The health dangers of the first generation of contraceptives are well known. Less publicized however are the problems related to pills in use today. The Feb. 1 issue of the British Medical Journal reported on information from the Netherlands that the new contraceptive Yasmin has been linked with five reports of thromboembolism, due to a suspected adverse drug reaction.
Yasmin was approved as an oral contraceptive in all European Union countries in 2000 and has recently been launched in the United Kingdom. The British Medical Journal commented that the risk of thromboembolism for women using the third-generation pill has long been debated.
Contraceptive use is also associated with an increased risk of cervical cancer, HealthScoutNews reported April 3. The information comes from a study in the April 5 issue of The Lancet, a British medical magazine.
The risk is directly related to length of time women use contraceptives. Although the risk is higher for women infected with the human papillomavirus (HPV), which is thought to be the major cause of cervical cancer, using the pill elevates the risk for women free of HPV, researchers say.
A joint British-French team of researchers reviewed data from 28 studies covering more than 12,500 women with cervical cancer. They found that the risk was increased 10% in a woman who used the pill for less than five years, 60% for someone who used it for five to nine years, and was doubled for 10 years use or more.
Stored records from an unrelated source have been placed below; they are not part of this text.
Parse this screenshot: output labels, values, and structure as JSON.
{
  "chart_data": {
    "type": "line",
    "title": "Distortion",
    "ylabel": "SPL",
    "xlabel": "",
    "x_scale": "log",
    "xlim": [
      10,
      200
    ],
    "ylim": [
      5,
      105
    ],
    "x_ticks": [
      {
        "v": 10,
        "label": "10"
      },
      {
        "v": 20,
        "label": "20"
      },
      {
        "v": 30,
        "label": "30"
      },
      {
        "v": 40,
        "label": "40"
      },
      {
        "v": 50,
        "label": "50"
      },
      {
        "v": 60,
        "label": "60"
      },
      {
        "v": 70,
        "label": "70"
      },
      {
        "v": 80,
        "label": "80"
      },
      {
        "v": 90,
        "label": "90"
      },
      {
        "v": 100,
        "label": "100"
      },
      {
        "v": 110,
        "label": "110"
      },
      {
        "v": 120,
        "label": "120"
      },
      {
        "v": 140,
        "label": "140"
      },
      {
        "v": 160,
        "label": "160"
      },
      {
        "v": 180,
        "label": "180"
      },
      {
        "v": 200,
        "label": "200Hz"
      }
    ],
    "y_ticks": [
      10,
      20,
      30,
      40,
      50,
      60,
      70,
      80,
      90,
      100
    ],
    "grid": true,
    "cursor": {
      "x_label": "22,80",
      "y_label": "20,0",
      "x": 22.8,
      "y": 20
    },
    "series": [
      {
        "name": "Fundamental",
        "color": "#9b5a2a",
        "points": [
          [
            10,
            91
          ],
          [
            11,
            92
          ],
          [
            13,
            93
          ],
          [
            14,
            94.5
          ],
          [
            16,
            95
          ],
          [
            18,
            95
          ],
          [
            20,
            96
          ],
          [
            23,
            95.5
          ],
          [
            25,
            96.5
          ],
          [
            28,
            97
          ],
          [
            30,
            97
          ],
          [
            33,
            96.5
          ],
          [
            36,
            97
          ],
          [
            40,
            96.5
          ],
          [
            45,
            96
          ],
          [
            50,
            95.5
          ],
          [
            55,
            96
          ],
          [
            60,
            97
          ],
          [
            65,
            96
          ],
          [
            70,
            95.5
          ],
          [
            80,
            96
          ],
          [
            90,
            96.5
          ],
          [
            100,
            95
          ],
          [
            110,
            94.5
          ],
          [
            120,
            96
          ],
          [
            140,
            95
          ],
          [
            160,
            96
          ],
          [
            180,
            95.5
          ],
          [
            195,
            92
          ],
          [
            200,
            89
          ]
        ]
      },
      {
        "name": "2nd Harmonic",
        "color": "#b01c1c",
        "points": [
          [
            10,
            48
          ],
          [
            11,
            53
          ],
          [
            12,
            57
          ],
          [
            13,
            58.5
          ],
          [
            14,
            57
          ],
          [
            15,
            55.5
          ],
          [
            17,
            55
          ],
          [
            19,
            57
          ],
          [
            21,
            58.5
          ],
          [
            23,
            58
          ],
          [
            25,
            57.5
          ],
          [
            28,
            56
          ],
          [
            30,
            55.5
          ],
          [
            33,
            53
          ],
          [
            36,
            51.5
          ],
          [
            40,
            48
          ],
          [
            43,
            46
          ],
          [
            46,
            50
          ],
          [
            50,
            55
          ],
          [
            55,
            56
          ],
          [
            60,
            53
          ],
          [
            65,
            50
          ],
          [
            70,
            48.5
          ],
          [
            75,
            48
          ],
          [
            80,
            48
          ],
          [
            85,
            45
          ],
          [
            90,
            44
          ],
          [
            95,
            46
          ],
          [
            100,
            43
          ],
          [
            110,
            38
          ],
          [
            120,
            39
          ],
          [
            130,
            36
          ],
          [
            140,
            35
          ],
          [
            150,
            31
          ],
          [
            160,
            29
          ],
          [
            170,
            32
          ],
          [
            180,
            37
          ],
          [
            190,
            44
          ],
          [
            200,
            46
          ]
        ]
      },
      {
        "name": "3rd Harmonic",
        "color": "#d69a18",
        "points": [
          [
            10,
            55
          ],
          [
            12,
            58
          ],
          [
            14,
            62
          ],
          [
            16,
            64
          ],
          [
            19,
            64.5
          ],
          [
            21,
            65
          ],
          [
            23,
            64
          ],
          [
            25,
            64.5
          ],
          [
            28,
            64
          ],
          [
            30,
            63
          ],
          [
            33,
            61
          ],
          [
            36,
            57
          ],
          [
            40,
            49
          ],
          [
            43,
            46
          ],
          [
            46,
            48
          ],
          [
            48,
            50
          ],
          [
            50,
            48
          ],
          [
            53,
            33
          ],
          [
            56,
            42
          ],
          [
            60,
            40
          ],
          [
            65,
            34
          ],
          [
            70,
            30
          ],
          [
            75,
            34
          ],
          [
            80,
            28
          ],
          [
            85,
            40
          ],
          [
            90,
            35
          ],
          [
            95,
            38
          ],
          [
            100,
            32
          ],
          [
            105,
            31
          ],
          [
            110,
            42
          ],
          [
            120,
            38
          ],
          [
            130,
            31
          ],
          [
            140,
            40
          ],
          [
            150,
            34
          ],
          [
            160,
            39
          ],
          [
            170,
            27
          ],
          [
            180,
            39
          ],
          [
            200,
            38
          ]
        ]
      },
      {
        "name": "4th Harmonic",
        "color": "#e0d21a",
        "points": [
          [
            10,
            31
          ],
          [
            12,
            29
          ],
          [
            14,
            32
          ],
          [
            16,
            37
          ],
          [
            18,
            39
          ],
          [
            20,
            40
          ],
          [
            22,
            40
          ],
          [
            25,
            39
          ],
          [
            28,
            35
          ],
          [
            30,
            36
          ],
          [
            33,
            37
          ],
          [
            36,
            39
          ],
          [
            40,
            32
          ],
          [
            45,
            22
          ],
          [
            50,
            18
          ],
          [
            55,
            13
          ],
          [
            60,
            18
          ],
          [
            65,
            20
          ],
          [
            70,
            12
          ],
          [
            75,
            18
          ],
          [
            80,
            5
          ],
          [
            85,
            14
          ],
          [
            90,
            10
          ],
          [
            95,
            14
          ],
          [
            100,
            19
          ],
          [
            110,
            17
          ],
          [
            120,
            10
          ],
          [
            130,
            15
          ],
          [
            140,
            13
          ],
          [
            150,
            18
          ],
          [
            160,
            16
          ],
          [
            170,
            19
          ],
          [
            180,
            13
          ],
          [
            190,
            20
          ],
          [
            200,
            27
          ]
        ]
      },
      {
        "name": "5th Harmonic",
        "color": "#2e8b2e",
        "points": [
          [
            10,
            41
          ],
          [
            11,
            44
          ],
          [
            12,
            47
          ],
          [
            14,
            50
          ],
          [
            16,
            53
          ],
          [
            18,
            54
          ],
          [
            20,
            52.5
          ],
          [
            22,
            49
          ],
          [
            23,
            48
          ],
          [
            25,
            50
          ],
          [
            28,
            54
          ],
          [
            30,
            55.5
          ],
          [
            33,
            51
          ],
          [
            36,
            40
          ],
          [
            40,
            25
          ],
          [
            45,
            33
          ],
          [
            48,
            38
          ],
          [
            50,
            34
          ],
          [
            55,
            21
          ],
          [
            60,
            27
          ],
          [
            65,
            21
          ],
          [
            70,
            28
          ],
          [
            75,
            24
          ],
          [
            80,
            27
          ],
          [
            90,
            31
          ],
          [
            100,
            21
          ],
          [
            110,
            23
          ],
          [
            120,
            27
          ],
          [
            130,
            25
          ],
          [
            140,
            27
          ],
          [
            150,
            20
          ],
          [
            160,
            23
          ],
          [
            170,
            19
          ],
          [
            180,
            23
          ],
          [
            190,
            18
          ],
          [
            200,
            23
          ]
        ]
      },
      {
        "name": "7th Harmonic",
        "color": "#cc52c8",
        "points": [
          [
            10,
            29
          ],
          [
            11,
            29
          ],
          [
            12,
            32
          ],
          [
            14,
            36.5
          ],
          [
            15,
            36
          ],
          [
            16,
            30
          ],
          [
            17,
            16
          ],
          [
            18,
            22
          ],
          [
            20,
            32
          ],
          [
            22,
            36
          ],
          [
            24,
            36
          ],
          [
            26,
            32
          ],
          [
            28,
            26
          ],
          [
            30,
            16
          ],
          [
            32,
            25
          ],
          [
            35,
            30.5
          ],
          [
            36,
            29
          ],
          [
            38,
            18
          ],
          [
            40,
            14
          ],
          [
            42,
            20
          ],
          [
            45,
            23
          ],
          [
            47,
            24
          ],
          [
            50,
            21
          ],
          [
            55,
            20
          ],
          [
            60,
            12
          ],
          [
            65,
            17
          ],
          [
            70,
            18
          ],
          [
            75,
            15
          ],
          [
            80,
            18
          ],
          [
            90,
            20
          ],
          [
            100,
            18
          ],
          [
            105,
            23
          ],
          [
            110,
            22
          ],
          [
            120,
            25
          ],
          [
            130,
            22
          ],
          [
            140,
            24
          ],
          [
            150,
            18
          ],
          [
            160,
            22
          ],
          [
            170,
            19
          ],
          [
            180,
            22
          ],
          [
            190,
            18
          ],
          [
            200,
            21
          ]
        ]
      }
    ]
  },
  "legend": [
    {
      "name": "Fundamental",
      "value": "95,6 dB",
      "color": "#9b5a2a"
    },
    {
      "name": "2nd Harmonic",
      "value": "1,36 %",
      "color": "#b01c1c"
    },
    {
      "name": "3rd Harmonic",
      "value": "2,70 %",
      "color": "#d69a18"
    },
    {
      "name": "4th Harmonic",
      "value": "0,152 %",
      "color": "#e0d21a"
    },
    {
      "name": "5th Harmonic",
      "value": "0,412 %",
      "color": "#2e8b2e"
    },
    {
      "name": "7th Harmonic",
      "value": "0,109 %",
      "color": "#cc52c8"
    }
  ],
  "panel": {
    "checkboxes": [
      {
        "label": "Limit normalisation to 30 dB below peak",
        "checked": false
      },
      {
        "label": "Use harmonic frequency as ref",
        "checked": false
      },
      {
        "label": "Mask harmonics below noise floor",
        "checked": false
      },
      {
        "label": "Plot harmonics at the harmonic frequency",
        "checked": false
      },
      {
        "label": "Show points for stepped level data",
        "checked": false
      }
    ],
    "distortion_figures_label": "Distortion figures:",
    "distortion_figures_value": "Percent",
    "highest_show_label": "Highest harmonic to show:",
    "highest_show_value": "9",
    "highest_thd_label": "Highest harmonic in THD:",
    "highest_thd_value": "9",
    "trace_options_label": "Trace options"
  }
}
More news on contraceptive dangers came from researchers at McMaster University in Canada. They discovered that mice that received the injectable contraceptive Depo-Provera were 100 times more susceptible to infection with herpes simplex virus type 2 than untreated mice were, Reuters reported April 24.
If a similar pattern occurs in humans, these findings suggest that women who use Depo-Provera might be particularly susceptible to developing genital herpes when exposed to the herpes virus, study author Dr. Charu Kaushic told Reuters.
Meanwhile, in Norway, an eight-year study involving nearly 100,000 women found that those taking oral contraceptives were 25% more likely to develop breast cancer, the London daily Telegraph reported May 19. The Norwegian Women and Cancer Study scrutinized the lifestyles of 96,362 women aged between 30 and 70 years of age, 851 of whom developed breast cancer. The longer the pill was taken, the higher the risk, it found.
The "morning-after pill," which some countries are even distributing in schools, is not without its risks either. Britain's chief medical officer, Sir Liam Donaldson, has warned that some women who take the morning-after pill to prevent pregnancy could increase their chances of having an ectopic, or tubal, pregnancy, Reuters reported Jan. 30.
In a letter to all doctors, Donaldson said 12 cases of ectopic pregnancy out of 201 unintended pregnancies had been reported to the Committee on Safety of Medicines following failure of the pill Levonelle. Thirty-five years on, "Humanae Vitae's" message is more important than ever.